La Marina ya no es lo que era en la Isla

Fuerzas armadas La localidad tenía una población permanente de 5.000 hombres en instrucción

La memoria de la presencia militar en San Fernando cabalga en la nostalgia · El abandono reina en las instalaciones

1. Un muñeco caracterizado de soldado publicita productos en liquidación en la tienda Buenavista. 2. La destartalada fachada del polígono de tiro de San Fernando, donde los soldados siguen realizando ejercicios. 3. El dependiente de la tienda Buenavista muestra dos gorras de uniformidad.
1. Un muñeco caracterizado de soldado publicita productos en liquidación en la tienda Buenavista. 2. La destartalada fachada del polígono de tiro de San Fernando, donde los soldados siguen realizando ejercicios. 3. El dependiente de la tienda Buenavista muestra dos gorras de uniformidad.
M. Fossati · J. Garret / San Fernando

12 de octubre 2009 - 05:01

La película de la historia de amor entre San Fernando y la Marina española está seguramente grabada en la trastienda de negocios como Foto Fabra y en los archivos del fotógrafo Quijano, tanto como en la memoria de miles de isleños, militares o no. Ellos fueron habitantes de un tiempo no tan lejano en el que "de la Marina comíamos todos", según Mari Carmen Ortiz y Manuel Hernández, que durante 50 años regentaron una tienda de ultramarinos al lado de los cuarteles, una entre la decena existente entonces en menos de doscientos metros de recorrido. Ellos son de los pocos supervivientes. Han sido afortunados. Ahora es su hijo Carlos quien dirige el negocio.

Hoy, en el barrio o población militar de San Carlos, según quien lo diga, siguen oyéndose casi a diario las ráfagas de las prácticas de tiro de los infantes del Tercio de Armada, un residuo casi, y en el paseo arbolado las tropas retumban el suelo con su paso ligero e hieren los oídos con sus cantos de machotes. Pero las instalaciones del polígono muestran un deterioro desolador, lo mismo que el entorno antaño reluciente de los cuarteles y dependencias militares.

Es sin duda ésta una película acabada y no con un final feliz. Ahora, si acaso, quedan secuelas o episodios como un serial muy desmejorado comparado con el original. Entonces, no hace tanto, hasta una década si acaso, "la Marina lo era todo" según dice, recogiendo un consenso no expresado, el fotógrafo Enrique Rioja, hijo de un antiguo funcionario civil de la Armada, artificiero de lo que entonces se llamaba la Maestranza.

Cuesta explicarse una ruptura tan radical y rápida con ese pasado. No hace falta sacar números. Miles y miles de isleños encontraban su sustento en esa relación y San Fernando, una referencia "discutida, pero era nuestra personalidad", como razona el fotógrafo Pablo Fabra, que ha retratado junto a su padre a decenas de miles de marineros, soldados e infantes de Marina, en juras de bandera, en esas fotos que se pusieron de moda, en las que aparecía en el centro el barco en el que el recluta estaba destinado y en los vértices superiores su rostro a un lado, y el de su novia a otro.

"Había colas en la puerta de la tienda, eran cursis pero era la época... tuvieron un éxito increíble", recuerda Pablo, y remacha: "Yo añoro aquellos años, lo reconozco". Aquellos años setenta en los que su padre obtuvo el permiso para retratar los actos oficiales. Una mina. La misma que encontraron, y que supieron buscar, Manuel Muñoz y Josefina Rodríguez, fundadores de Efectos Militares Buenavista a mediados de los sesenta.

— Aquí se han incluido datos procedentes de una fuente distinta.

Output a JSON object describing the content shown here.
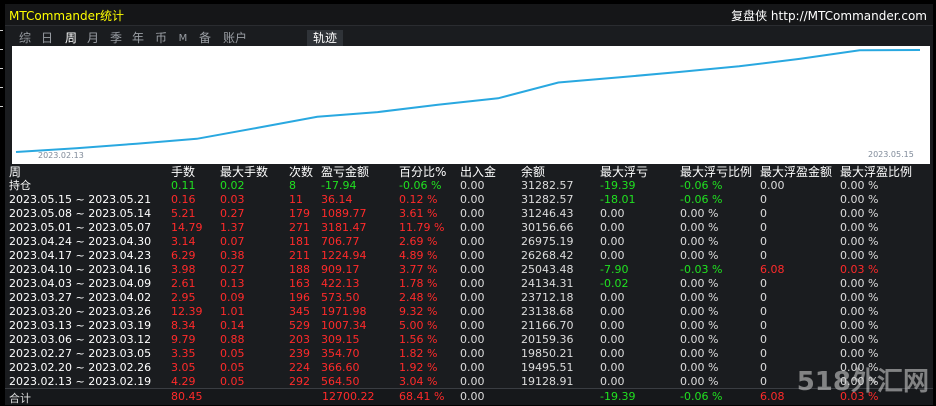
{
  "window": {
    "title": "MTCommander统计",
    "brand": "复盘侠",
    "url": "http://MTCommander.com"
  },
  "tabs": [
    {
      "label": "综"
    },
    {
      "label": "日"
    },
    {
      "label": "周",
      "active": true
    },
    {
      "label": "月"
    },
    {
      "label": "季"
    },
    {
      "label": "年"
    },
    {
      "label": "币"
    },
    {
      "label": "M"
    },
    {
      "label": "备"
    },
    {
      "label": "账户"
    },
    {
      "label": "轨迹",
      "active": true
    }
  ],
  "chart_data": {
    "type": "line",
    "x_labels": [
      "2023.02.13",
      "2023.05.15"
    ],
    "series": [
      {
        "color": "#29a8e0",
        "values": [
          0,
          4.29,
          9.34,
          14.79,
          26.94,
          39.37,
          44.59,
          52.87,
          60.12,
          77.8,
          83.45,
          89.51,
          95.86,
          104.16,
          113.71,
          114.1
        ]
      }
    ]
  },
  "table": {
    "headers": [
      "周",
      "手数",
      "最大手数",
      "次数",
      "盈亏金额",
      "百分比%",
      "出入金",
      "余额",
      "最大浮亏",
      "最大浮亏比例",
      "最大浮盈金额",
      "最大浮盈比例"
    ],
    "rows": [
      {
        "cls": "pos",
        "week": "持仓",
        "lots": "0.11",
        "maxlots": "0.02",
        "count": "8",
        "pnl": "-17.94",
        "pct": "-0.06 %",
        "io": "0.00",
        "bal": "31282.57",
        "maxdd": "-19.39",
        "maxddpct": "-0.06 %",
        "maxfp": "0.00",
        "maxfppct": "0.00 %"
      },
      {
        "cls": "red",
        "week": "2023.05.15 ~ 2023.05.21",
        "lots": "0.16",
        "maxlots": "0.03",
        "count": "11",
        "pnl": "36.14",
        "pct": "0.12 %",
        "io": "0.00",
        "bal": "31282.57",
        "maxdd": "-18.01",
        "maxddpct": "-0.06 %",
        "maxfp": "0",
        "maxfppct": "0.00 %"
      },
      {
        "cls": "red",
        "week": "2023.05.08 ~ 2023.05.14",
        "lots": "5.21",
        "maxlots": "0.27",
        "count": "179",
        "pnl": "1089.77",
        "pct": "3.61 %",
        "io": "0.00",
        "bal": "31246.43",
        "maxdd": "0.00",
        "maxddpct": "0.00 %",
        "maxfp": "0",
        "maxfppct": "0.00 %"
      },
      {
        "cls": "red",
        "week": "2023.05.01 ~ 2023.05.07",
        "lots": "14.79",
        "maxlots": "1.37",
        "count": "271",
        "pnl": "3181.47",
        "pct": "11.79 %",
        "io": "0.00",
        "bal": "30156.66",
        "maxdd": "0.00",
        "maxddpct": "0.00 %",
        "maxfp": "0",
        "maxfppct": "0.00 %"
      },
      {
        "cls": "red",
        "week": "2023.04.24 ~ 2023.04.30",
        "lots": "3.14",
        "maxlots": "0.07",
        "count": "181",
        "pnl": "706.77",
        "pct": "2.69 %",
        "io": "0.00",
        "bal": "26975.19",
        "maxdd": "0.00",
        "maxddpct": "0.00 %",
        "maxfp": "0",
        "maxfppct": "0.00 %"
      },
      {
        "cls": "red",
        "week": "2023.04.17 ~ 2023.04.23",
        "lots": "6.29",
        "maxlots": "0.38",
        "count": "211",
        "pnl": "1224.94",
        "pct": "4.89 %",
        "io": "0.00",
        "bal": "26268.42",
        "maxdd": "0.00",
        "maxddpct": "0.00 %",
        "maxfp": "0",
        "maxfppct": "0.00 %"
      },
      {
        "cls": "red",
        "week": "2023.04.10 ~ 2023.04.16",
        "lots": "3.98",
        "maxlots": "0.27",
        "count": "188",
        "pnl": "909.17",
        "pct": "3.77 %",
        "io": "0.00",
        "bal": "25043.48",
        "maxdd": "-7.90",
        "maxddpct": "-0.03 %",
        "maxfp": "6.08",
        "maxfppct": "0.03 %"
      },
      {
        "cls": "red",
        "week": "2023.04.03 ~ 2023.04.09",
        "lots": "2.61",
        "maxlots": "0.13",
        "count": "163",
        "pnl": "422.13",
        "pct": "1.78 %",
        "io": "0.00",
        "bal": "24134.31",
        "maxdd": "-0.02",
        "maxddpct": "0.00 %",
        "maxfp": "0",
        "maxfppct": "0.00 %"
      },
      {
        "cls": "red",
        "week": "2023.03.27 ~ 2023.04.02",
        "lots": "2.95",
        "maxlots": "0.09",
        "count": "196",
        "pnl": "573.50",
        "pct": "2.48 %",
        "io": "0.00",
        "bal": "23712.18",
        "maxdd": "0.00",
        "maxddpct": "0.00 %",
        "maxfp": "0",
        "maxfppct": "0.00 %"
      },
      {
        "cls": "red",
        "week": "2023.03.20 ~ 2023.03.26",
        "lots": "12.39",
        "maxlots": "1.01",
        "count": "345",
        "pnl": "1971.98",
        "pct": "9.32 %",
        "io": "0.00",
        "bal": "23138.68",
        "maxdd": "0.00",
        "maxddpct": "0.00 %",
        "maxfp": "0",
        "maxfppct": "0.00 %"
      },
      {
        "cls": "red",
        "week": "2023.03.13 ~ 2023.03.19",
        "lots": "8.34",
        "maxlots": "0.14",
        "count": "529",
        "pnl": "1007.34",
        "pct": "5.00 %",
        "io": "0.00",
        "bal": "21166.70",
        "maxdd": "0.00",
        "maxddpct": "0.00 %",
        "maxfp": "0",
        "maxfppct": "0.00 %"
      },
      {
        "cls": "red",
        "week": "2023.03.06 ~ 2023.03.12",
        "lots": "9.79",
        "maxlots": "0.88",
        "count": "203",
        "pnl": "309.15",
        "pct": "1.56 %",
        "io": "0.00",
        "bal": "20159.36",
        "maxdd": "0.00",
        "maxddpct": "0.00 %",
        "maxfp": "0",
        "maxfppct": "0.00 %"
      },
      {
        "cls": "red",
        "week": "2023.02.27 ~ 2023.03.05",
        "lots": "3.35",
        "maxlots": "0.05",
        "count": "239",
        "pnl": "354.70",
        "pct": "1.82 %",
        "io": "0.00",
        "bal": "19850.21",
        "maxdd": "0.00",
        "maxddpct": "0.00 %",
        "maxfp": "0",
        "maxfppct": "0.00 %"
      },
      {
        "cls": "red",
        "week": "2023.02.20 ~ 2023.02.26",
        "lots": "3.05",
        "maxlots": "0.05",
        "count": "224",
        "pnl": "366.60",
        "pct": "1.92 %",
        "io": "0.00",
        "bal": "19495.51",
        "maxdd": "0.00",
        "maxddpct": "0.00 %",
        "maxfp": "0",
        "maxfppct": "0.00 %"
      },
      {
        "cls": "red",
        "week": "2023.02.13 ~ 2023.02.19",
        "lots": "4.29",
        "maxlots": "0.05",
        "count": "292",
        "pnl": "564.50",
        "pct": "3.04 %",
        "io": "0.00",
        "bal": "19128.91",
        "maxdd": "0.00",
        "maxddpct": "0.00 %",
        "maxfp": "0",
        "maxfppct": "0.00 %"
      }
    ],
    "total": {
      "label": "合计",
      "lots": "80.45",
      "pnl": "12700.22",
      "pct": "68.41 %",
      "io": "0.00",
      "maxdd": "-19.39",
      "maxddpct": "-0.06 %",
      "maxfp": "6.08",
      "maxfppct": "0.03 %"
    }
  },
  "watermark": "518外汇网"
}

En las multitudinarias juras montaban un tenderete en el que "el padre, los hermanos y los hijos y quien pillara por allí" no daban a basto vendiendo recuerdos militares, cerámicas y muñecas Wendy, recuerdan Ana María Muñoz y su marido Carlos Rábano, su "asesor", que heredaron el histórico negocio hoy situado en la Glorieta. Días de fiesta. "Épocas muy buenas", añora él.

En el último decenio el negocio, como tantos otros, se ha ido perdiendo como la tropa, y ha tocado reconversión en Buenavista. "Aventura, supervivencia, regalos, seguridad, artesanía, naval, complementos para FFAA", anuncia el rótulo de la tienda.

Pudo ser la supresión de la mili obligatoria la puntilla a aquel modo de vida de una ciudad en torno a uniformes. San Fernando tenía una población permanente de más de 5.000 hombres que acudían a hacer la instrucción o estaban destinados a cumplir el servicio militar en Marina o en el Ejército de Tierra. El industrial Manuel Hernández lo tiene claro: "La culpa la tuvo Trillo, que se llevó la Marina a su tierra, a Cartagena. Y este pueblo y sus políticos, que no supieron movilizarse para impedirlo".